It has been said that the qualities in others that irritate us the most, are qualities that we ourselves have, although we may be unaware, or in denial of their existence. It is so much easier to see what is “wrong” with others, than it is to see our own shortcomings.
An interesting exercise is to make a list of the characteristics you dislike in your partner, relative or offspring. You could even add a section where you list the new behaviors that would make you like this person better.
The next step is to look at the first list, and to honestly acknowledge the part of you that may be capable of those same characteristics. Next, look at the second list, and again, honestly ask yourself how many of those desirable behaviors you consistently embody.

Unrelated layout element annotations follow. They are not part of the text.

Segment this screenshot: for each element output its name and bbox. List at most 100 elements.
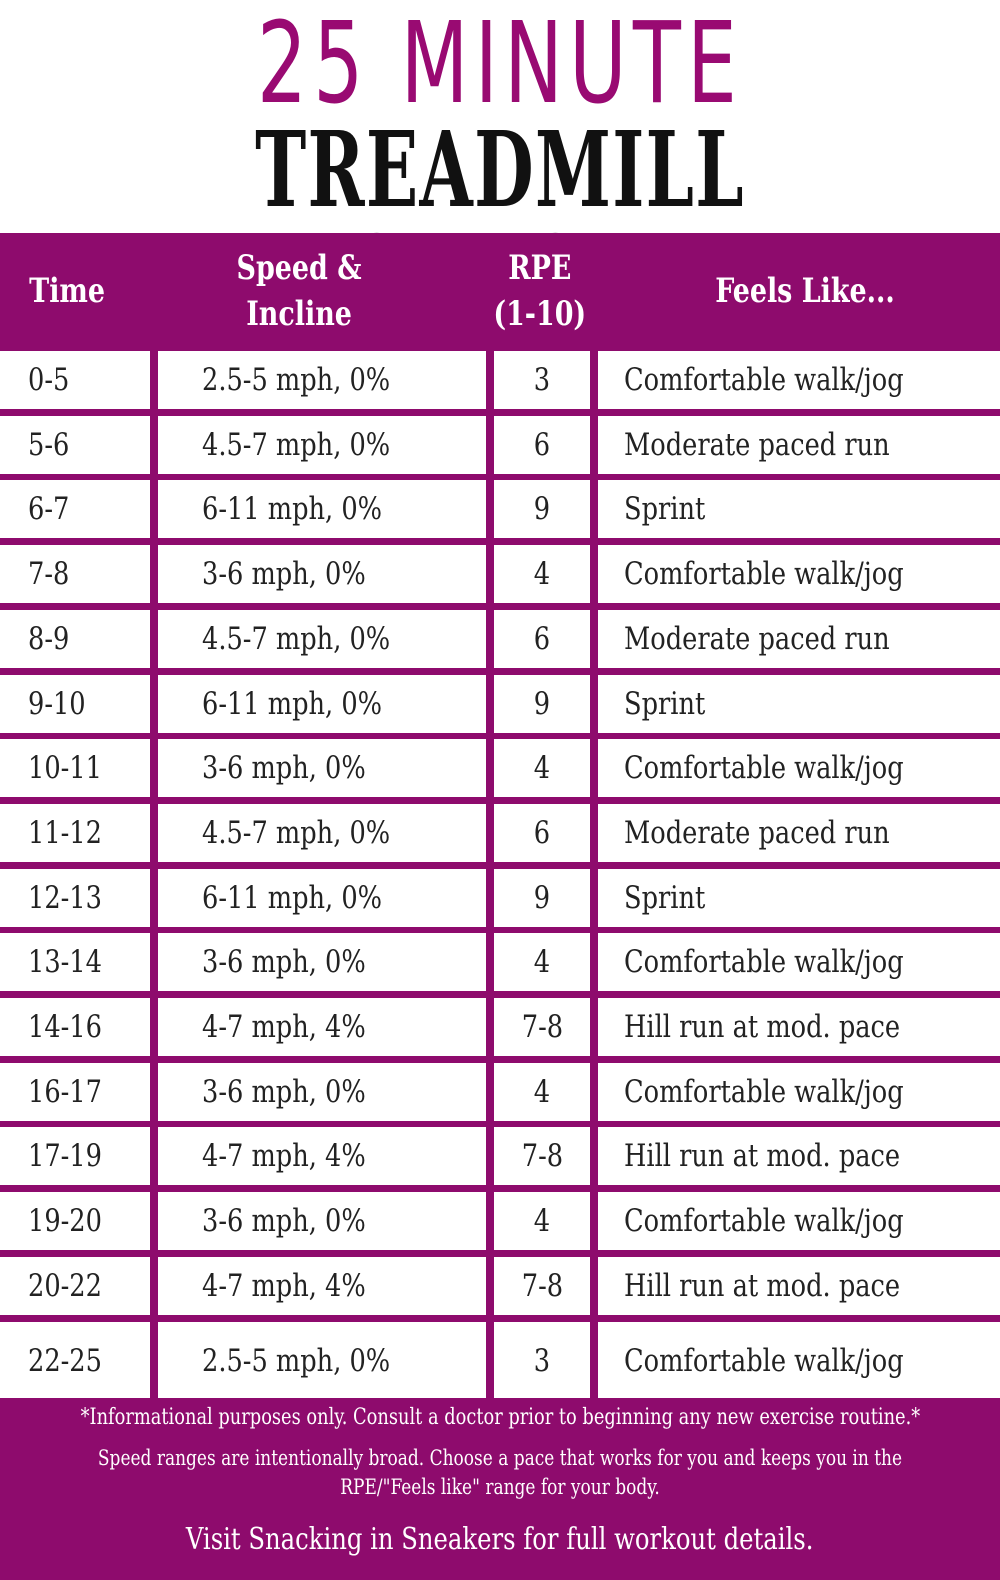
- cell-feels-text: Moderate paced run: [624, 620, 890, 657]
- cell-time: 11-12: [0, 803, 150, 862]
- table-row: 7-8 3-6 mph, 0% 4 Comfortable walk/jog: [0, 545, 1000, 604]
- table-row: 6-7 6-11 mph, 0% 9 Sprint: [0, 480, 1000, 539]
- cell-feels-text: Comfortable walk/jog: [624, 1203, 904, 1240]
- cell-time: 9-10: [0, 674, 150, 733]
- cell-feels: Comfortable walk/jog: [598, 1062, 1000, 1121]
- cell-feels-text: Comfortable walk/jog: [624, 1073, 904, 1110]
- table-row: 8-9 4.5-7 mph, 0% 6 Moderate paced run: [0, 609, 1000, 668]
- cell-time: 5-6: [0, 415, 150, 474]
- cell-speed-text: 6-11 mph, 0%: [202, 491, 383, 528]
- cell-speed: 4-7 mph, 4%: [158, 1256, 486, 1315]
- cell-feels: Moderate paced run: [598, 415, 1000, 474]
- cell-feels: Hill run at mod. pace: [598, 1127, 1000, 1186]
- cell-speed: 3-6 mph, 0%: [158, 1062, 486, 1121]
- page-title: 25 MINUTE TREADMILL WORKOUT!: [0, 0, 1000, 326]
- header-time-label: Time: [29, 270, 106, 311]
- cell-time: 13-14: [0, 933, 150, 992]
- cell-speed: 4-7 mph, 4%: [158, 998, 486, 1056]
- cell-rpe-text: 9: [533, 491, 551, 528]
- cell-time: 6-7: [0, 480, 150, 539]
- cell-feels-text: Sprint: [624, 685, 706, 722]
- cell-time: 16-17: [0, 1062, 150, 1121]
- cell-time-text: 13-14: [28, 944, 102, 981]
- cell-speed-text: 4-7 mph, 4%: [202, 1267, 366, 1304]
- cell-time: 17-19: [0, 1127, 150, 1186]
- cell-speed-text: 4-7 mph, 4%: [202, 1009, 366, 1045]
- cell-feels: Comfortable walk/jog: [598, 1321, 1000, 1400]
- cell-rpe-text: 6: [533, 814, 551, 851]
- cell-speed: 4-7 mph, 4%: [158, 1127, 486, 1186]
- table-row: 16-17 3-6 mph, 0% 4 Comfortable walk/jog: [0, 1062, 1000, 1121]
- cell-feels: Hill run at mod. pace: [598, 998, 1000, 1056]
- cell-rpe: 7-8: [494, 1127, 590, 1186]
- cell-rpe-text: 9: [533, 879, 551, 916]
- speed-note-text: Speed ranges are intentionally broad. Ch…: [97, 1446, 903, 1499]
- cell-speed-text: 4-7 mph, 4%: [202, 1138, 366, 1175]
- cell-speed: 3-6 mph, 0%: [158, 1192, 486, 1251]
- table-row: 9-10 6-11 mph, 0% 9 Sprint: [0, 674, 1000, 733]
- cell-feels: Comfortable walk/jog: [598, 545, 1000, 604]
- header-rpe-line1: RPE: [508, 247, 572, 288]
- cell-rpe-text: 4: [533, 750, 551, 787]
- cell-time-text: 9-10: [28, 685, 86, 722]
- header-speed-line1: Speed &: [236, 247, 362, 288]
- cell-speed: 3-6 mph, 0%: [158, 933, 486, 992]
- cell-feels-text: Hill run at mod. pace: [624, 1138, 901, 1175]
- cell-time-text: 14-16: [28, 1009, 102, 1045]
- table-row: 19-20 3-6 mph, 0% 4 Comfortable walk/jog: [0, 1192, 1000, 1251]
- table-row: 10-11 3-6 mph, 0% 4 Comfortable walk/jog: [0, 739, 1000, 798]
- cell-speed-text: 3-6 mph, 0%: [202, 750, 366, 787]
- cell-feels-text: Sprint: [624, 491, 706, 528]
- table-row: 12-13 6-11 mph, 0% 9 Sprint: [0, 868, 1000, 927]
- table-row: 17-19 4-7 mph, 4% 7-8 Hill run at mod. pace: [0, 1127, 1000, 1186]
- cell-rpe-text: 4: [533, 556, 551, 593]
- cell-speed: 2.5-5 mph, 0%: [158, 1321, 486, 1400]
- speed-note: Speed ranges are intentionally broad. Ch…: [30, 1444, 970, 1502]
- cell-feels: Comfortable walk/jog: [598, 933, 1000, 992]
- cell-feels-text: Sprint: [624, 879, 706, 916]
- cell-speed: 4.5-7 mph, 0%: [158, 803, 486, 862]
- table-row: 22-25 2.5-5 mph, 0% 3 Comfortable walk/jog: [0, 1321, 1000, 1400]
- cell-feels-text: Comfortable walk/jog: [624, 750, 904, 787]
- cell-speed-text: 4.5-7 mph, 0%: [202, 426, 391, 463]
- cell-time-text: 10-11: [28, 750, 102, 787]
- cell-speed-text: 3-6 mph, 0%: [202, 556, 366, 593]
- cell-rpe: 7-8: [494, 1256, 590, 1315]
- cell-time: 19-20: [0, 1192, 150, 1251]
- visit-link[interactable]: Visit Snacking in Sneakers for full work…: [0, 1520, 1000, 1560]
- cell-time-text: 0-5: [28, 362, 70, 398]
- cell-feels: Sprint: [598, 480, 1000, 539]
- title-duration: 25 MINUTE: [256, 0, 744, 129]
- cell-time-text: 17-19: [28, 1138, 102, 1175]
- cell-speed-text: 3-6 mph, 0%: [202, 1073, 366, 1110]
- cell-speed: 6-11 mph, 0%: [158, 868, 486, 927]
- cell-time-text: 11-12: [28, 814, 102, 851]
- cell-rpe-text: 4: [533, 1203, 551, 1240]
- cell-rpe: 4: [494, 545, 590, 604]
- header-rpe: RPE (1-10): [470, 233, 610, 348]
- cell-rpe-text: 6: [533, 426, 551, 463]
- cell-speed-text: 2.5-5 mph, 0%: [202, 1342, 391, 1379]
- disclaimer: *Informational purposes only. Consult a …: [0, 1404, 1000, 1432]
- cell-rpe: 6: [494, 415, 590, 474]
- header-speed-line2: Incline: [246, 293, 352, 334]
- cell-feels: Hill run at mod. pace: [598, 1256, 1000, 1315]
- cell-rpe-text: 3: [533, 362, 551, 398]
- cell-time-text: 5-6: [28, 426, 70, 463]
- workout-table: Time Speed & Incline RPE (1-10) Feels Li…: [0, 233, 1000, 1400]
- cell-feels-text: Comfortable walk/jog: [624, 1342, 904, 1379]
- cell-speed: 2.5-5 mph, 0%: [158, 351, 486, 409]
- cell-time: 20-22: [0, 1256, 150, 1315]
- table-row: 11-12 4.5-7 mph, 0% 6 Moderate paced run: [0, 803, 1000, 862]
- header-feels: Feels Like...: [610, 233, 1000, 348]
- cell-feels: Comfortable walk/jog: [598, 351, 1000, 409]
- footer: *Informational purposes only. Consult a …: [0, 1398, 1000, 1580]
- cell-rpe: 6: [494, 609, 590, 668]
- cell-rpe-text: 7-8: [521, 1267, 563, 1304]
- cell-time-text: 22-25: [28, 1342, 102, 1379]
- cell-feels-text: Comfortable walk/jog: [624, 556, 904, 593]
- cell-speed: 6-11 mph, 0%: [158, 480, 486, 539]
- cell-feels: Sprint: [598, 674, 1000, 733]
- visit-text: Visit Snacking in Sneakers for full work…: [186, 1522, 814, 1557]
- cell-feels: Comfortable walk/jog: [598, 1192, 1000, 1251]
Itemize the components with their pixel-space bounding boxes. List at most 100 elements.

This exercise makes us realize that the people in our lives are mirrors, reflecting back aspects of ourselves. That is why “difficult” people can be our best teachers. Much as we would like to deny any aspects of our own reflection and blame it all on the other person, this is choosing to remain unconscious.
We all have positive and negative aspects, but with mirroring, we can change many situations simply by changing our own behaviors, rather than focusing on the other person. When we decide to act from the highest, wisest, most loving part of our being, there is a good chance that the other person will reflect that back, in his or her own responses.
This might not happen the first time you try it, but if you stay consistently in that place of higher integrity and loving kindness , no matter how irritated you might be, you will change the dynamics of that relationship. It is a powerful process, and well worth the effort, as it forces us to take responsibility for our own words and actions, regardless of what others are doing.